Rawlins had it right—Owen was dumb.

10

Nairobi, Kenya

“I can’t do it,” she sobbed into her hands, shoulders bouncing beneath the torment. “I can’t do this, Apollo.”

“Do what?”

“Escape—I just can’t. I have to stay.” She lowered her hands, staring at him. “I can…feel it,” she said with a particular emphasis, followed closely by another shuddering breath. “In my core, I know it’s wrong.”

“What’s wrong? Getting out of here? Getting away from?—”

“No!” she balked, angrily smearing away the tears and more than a little irritated with the challenge in his tone. A buzzing tingled beneath her skin, like something trying to get out. It forced her to pace around the back of the couch.

Apollo exhaled heavily. “Okay—so, what is wrong?”

The irritation bubbled and simmered at having to explain. Again. Leighton struck a hand in the direction where they’d left the royals. “Him. All of them.” She motioned to Apollo. “You.” The man who was trying to get her to bail. Abandon and compromise the very purpose she’d served her entire life.

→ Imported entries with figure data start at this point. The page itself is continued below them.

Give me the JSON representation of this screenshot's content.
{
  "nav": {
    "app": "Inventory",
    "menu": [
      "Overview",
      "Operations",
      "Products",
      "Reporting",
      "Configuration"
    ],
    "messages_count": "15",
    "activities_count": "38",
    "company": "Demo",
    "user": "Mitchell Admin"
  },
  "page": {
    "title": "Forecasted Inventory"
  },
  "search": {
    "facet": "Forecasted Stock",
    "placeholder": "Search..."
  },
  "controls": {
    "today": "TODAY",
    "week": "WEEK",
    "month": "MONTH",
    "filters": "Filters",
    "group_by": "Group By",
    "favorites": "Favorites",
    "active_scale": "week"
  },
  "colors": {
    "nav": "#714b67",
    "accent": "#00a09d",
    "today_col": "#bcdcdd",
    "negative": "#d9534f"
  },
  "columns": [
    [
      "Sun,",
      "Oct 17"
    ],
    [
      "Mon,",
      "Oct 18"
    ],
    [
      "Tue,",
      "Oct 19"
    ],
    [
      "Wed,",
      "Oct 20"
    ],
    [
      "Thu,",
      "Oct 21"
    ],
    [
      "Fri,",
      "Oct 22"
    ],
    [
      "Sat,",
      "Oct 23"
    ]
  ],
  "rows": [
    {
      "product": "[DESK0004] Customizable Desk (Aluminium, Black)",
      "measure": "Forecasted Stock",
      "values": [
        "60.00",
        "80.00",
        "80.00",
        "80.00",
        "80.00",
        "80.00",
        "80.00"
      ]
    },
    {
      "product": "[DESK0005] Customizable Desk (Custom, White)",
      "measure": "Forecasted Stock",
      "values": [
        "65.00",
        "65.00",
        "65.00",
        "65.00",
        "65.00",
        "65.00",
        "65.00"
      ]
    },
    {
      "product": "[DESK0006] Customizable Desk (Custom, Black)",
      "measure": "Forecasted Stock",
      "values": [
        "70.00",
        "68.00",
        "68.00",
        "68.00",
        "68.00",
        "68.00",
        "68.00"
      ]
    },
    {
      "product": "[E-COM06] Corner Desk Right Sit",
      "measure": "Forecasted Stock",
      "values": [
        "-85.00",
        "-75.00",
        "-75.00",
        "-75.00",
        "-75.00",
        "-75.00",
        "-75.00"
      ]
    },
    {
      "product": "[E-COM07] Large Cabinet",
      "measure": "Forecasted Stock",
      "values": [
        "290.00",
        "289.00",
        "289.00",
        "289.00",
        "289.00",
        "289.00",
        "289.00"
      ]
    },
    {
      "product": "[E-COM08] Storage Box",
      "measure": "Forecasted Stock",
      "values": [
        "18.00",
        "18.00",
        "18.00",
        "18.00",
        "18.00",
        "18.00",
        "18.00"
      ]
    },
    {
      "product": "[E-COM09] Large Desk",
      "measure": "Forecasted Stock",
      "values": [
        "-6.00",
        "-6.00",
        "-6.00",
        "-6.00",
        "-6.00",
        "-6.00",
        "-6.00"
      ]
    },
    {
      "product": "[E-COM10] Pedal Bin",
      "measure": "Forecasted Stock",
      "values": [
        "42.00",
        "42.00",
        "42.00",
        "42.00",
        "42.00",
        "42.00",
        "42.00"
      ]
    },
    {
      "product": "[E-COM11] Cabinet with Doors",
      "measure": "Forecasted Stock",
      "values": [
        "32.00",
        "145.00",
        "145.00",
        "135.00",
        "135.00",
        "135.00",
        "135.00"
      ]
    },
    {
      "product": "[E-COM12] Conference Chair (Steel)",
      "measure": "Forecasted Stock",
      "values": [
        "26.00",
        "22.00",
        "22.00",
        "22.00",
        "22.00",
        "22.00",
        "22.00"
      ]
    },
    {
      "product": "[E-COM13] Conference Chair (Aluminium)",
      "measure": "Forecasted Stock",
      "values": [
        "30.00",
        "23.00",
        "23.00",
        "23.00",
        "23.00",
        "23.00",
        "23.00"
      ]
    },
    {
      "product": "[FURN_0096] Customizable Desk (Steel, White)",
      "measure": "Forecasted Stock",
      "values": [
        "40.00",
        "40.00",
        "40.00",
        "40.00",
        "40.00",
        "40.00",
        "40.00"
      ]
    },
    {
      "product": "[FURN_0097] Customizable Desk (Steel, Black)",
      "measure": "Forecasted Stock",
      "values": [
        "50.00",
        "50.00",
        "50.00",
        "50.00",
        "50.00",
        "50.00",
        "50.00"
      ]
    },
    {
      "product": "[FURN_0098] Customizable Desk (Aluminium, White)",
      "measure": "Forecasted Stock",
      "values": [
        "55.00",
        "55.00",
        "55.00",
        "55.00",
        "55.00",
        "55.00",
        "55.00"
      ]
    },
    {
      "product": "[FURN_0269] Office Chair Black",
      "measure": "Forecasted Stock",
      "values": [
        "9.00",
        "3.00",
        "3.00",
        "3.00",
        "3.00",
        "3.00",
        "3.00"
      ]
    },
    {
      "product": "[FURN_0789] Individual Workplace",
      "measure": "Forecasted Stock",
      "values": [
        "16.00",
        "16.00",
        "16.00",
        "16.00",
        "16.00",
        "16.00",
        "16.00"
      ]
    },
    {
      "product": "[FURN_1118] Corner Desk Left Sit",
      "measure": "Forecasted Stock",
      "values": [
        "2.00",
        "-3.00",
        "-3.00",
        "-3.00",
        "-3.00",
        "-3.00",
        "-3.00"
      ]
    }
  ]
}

But what if Ummi was okay? What if she could do this? Worse—what if she fed into those beliefs and it turned out she was wrong—then Ummi got hurt or killed?

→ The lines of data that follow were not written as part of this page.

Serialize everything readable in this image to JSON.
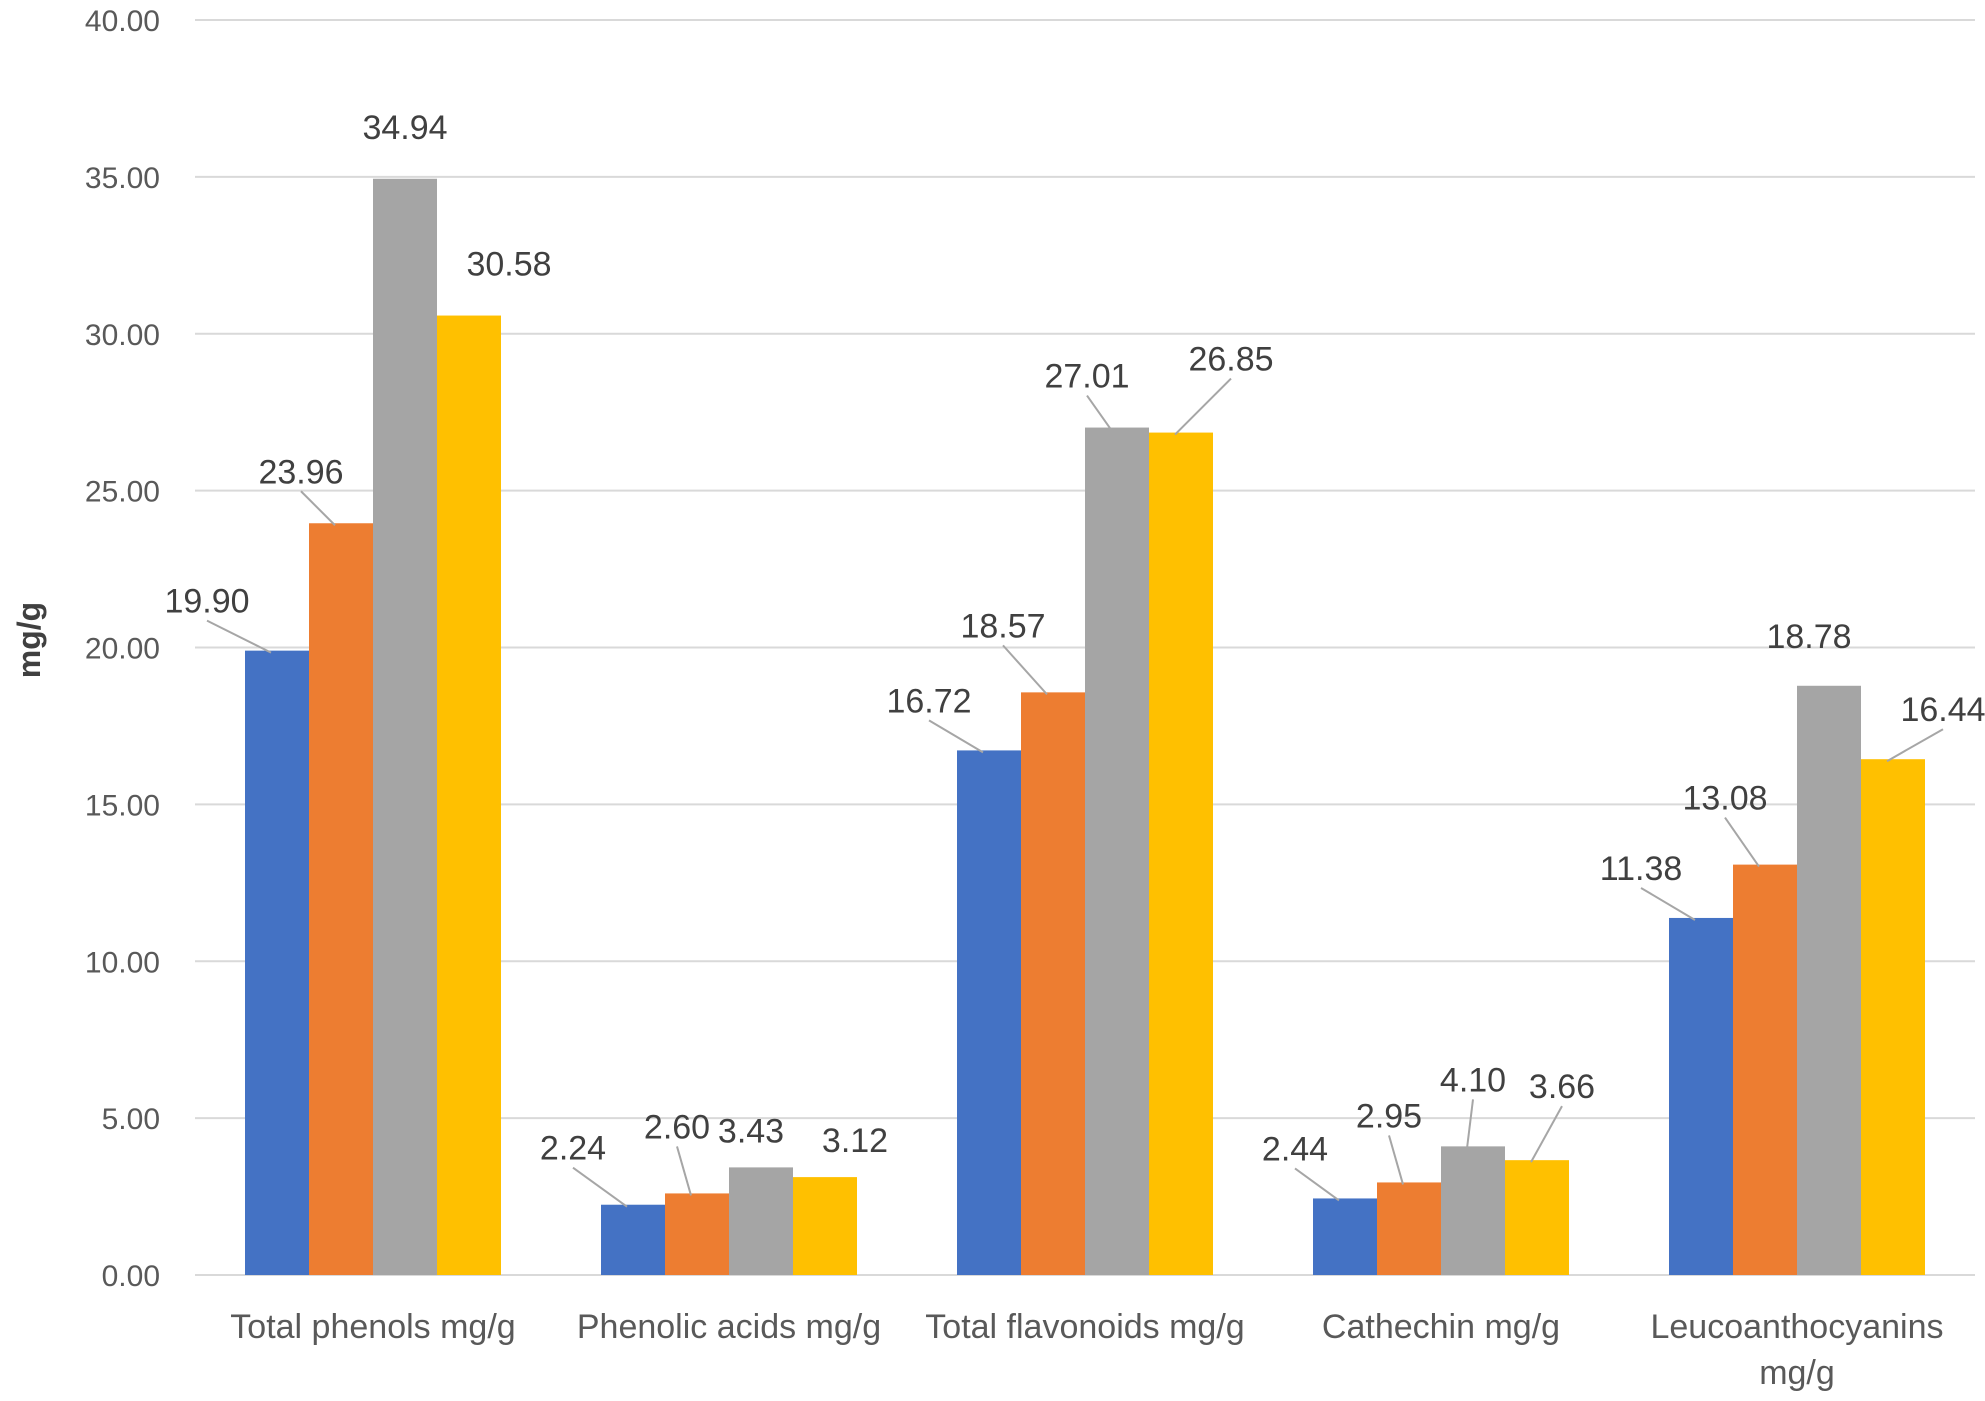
{
  "chart_data": {
    "type": "bar",
    "title": "",
    "xlabel": "",
    "ylabel": "mg/g",
    "ylim": [
      0,
      40
    ],
    "ytick_step": 5,
    "ytick_labels": [
      "0.00",
      "5.00",
      "10.00",
      "15.00",
      "20.00",
      "25.00",
      "30.00",
      "35.00",
      "40.00"
    ],
    "grid": true,
    "legend": "none",
    "categories": [
      [
        "Total phenols mg/g"
      ],
      [
        "Phenolic acids mg/g"
      ],
      [
        "Total flavonoids mg/g"
      ],
      [
        "Cathechin mg/g"
      ],
      [
        "Leucoanthocyanins",
        "mg/g"
      ]
    ],
    "series": [
      {
        "name": "Series 1",
        "color": "#4472C4",
        "values": [
          19.9,
          2.24,
          16.72,
          2.44,
          11.38
        ],
        "labels": [
          "19.90",
          "2.24",
          "16.72",
          "2.44",
          "11.38"
        ]
      },
      {
        "name": "Series 2",
        "color": "#ED7D31",
        "values": [
          23.96,
          2.6,
          18.57,
          2.95,
          13.08
        ],
        "labels": [
          "23.96",
          "2.60",
          "18.57",
          "2.95",
          "13.08"
        ]
      },
      {
        "name": "Series 3",
        "color": "#A5A5A5",
        "values": [
          34.94,
          3.43,
          27.01,
          4.1,
          18.78
        ],
        "labels": [
          "34.94",
          "3.43",
          "27.01",
          "4.10",
          "18.78"
        ]
      },
      {
        "name": "Series 4",
        "color": "#FFC000",
        "values": [
          30.58,
          3.12,
          26.85,
          3.66,
          16.44
        ],
        "labels": [
          "30.58",
          "3.12",
          "26.85",
          "3.66",
          "16.44"
        ]
      }
    ]
  }
}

Leighton pressed the heels of her hands to her eyes and moaned. “It’s too much…too much.”

“Hey…”

Breath staggering and feeling miserable, she looked at him, perched on the edge of the table, those blue eyes laced with—sympathy! Ugh! “Don’t.” She turned away. “Don’t look at me as if I’m some weak, broken creature in need of rescuing.”

“I…never said that,” he muttered. “But look at the situation—they’re not your friends.”

Massaging her forehead, she knew he was right, but she so badly needed this to work out. So she could protect Ummi. Though guilt harangued her, she fixated on the guy hidden in the grass. “He was someone from your team, right?”

Apollo blinked. “Wha—oh.” He sighed. “Yeah.”

Anger again bubbled to the fore. “I can’t believe you completely disregarded my wishes in that regard.” Arms crossed, she resumed her trek. “But it doesn’t matter—I won’t go with you. Ummi?—”

“Is safe,” he ground out, frustration turning his tone into pleading. “How many times do I have to say that? What will it take to convince you?—”

“It doesn’t matter how many times you say it!” she railed, the edges of panic sawing at the thin threads of control she held. “I was safe. For twenty-five years, I survived, did everything exactly right. Obeyed the rules. Kept the secret. Lived the secret. Became the secret!”

She threw up her hands, tears pricking, and resumed pacing. Anything to deal with the volatility thrumming in her veins. “As a college graduation gift to myself, I visit London and Ummi for the first time—a lifetime-dream-come-true. It’s great! Everything I ever dreamed of—and trust me, I dreamed. Every night. Every holiday. Every Parents’ Day at school that she would be there. That I would know her. Know what she was like. What parts of me were from her. So, there I am relaxing, feeling like I can breathe for the first time in…ever!” Tears slipped down her cheeks, releasing the pent-up frustration. “Shopping, pastries, laughter. Me and Ummi as I’d always hoped. Then we visit a London shopping center where I try on a cute top. When I come out, I sense…something behind me. Next thing I know, I’m being beaten awake in a dungeon on the other side of the world!”

“I’m truly sorry this has happened to you.” A storm rolled into his expression as he came to his feet. “But if that isn’t a reason to escape—them kidnapping and beating you—then I don’t know what is. My team?—”

“Don’t you get it? You can’t protect me from them! They have everything—the money, the power, the control!”

“No, they don’t,” he said, stepping closer. “They don’t have?—”

“They do!” she shouted, winging away from him, too angry with his distorted view of her life and problem—and his arrogant belief that he could accomplish what no one had yet been able to do: free her of a lifetime imprisonment with the secret. “They’re planning something—that’s why Rayan and Aliyah are being nice. Even you said it.” Just saying it fed the panic but also gave voice to the nagging at the back of her brain. “I just…I can see it in his eyes. Feel it in the way they look at me. There’s…it’s just…augh!!”

Never had she felt so unhinged. What on earth was wrong with her?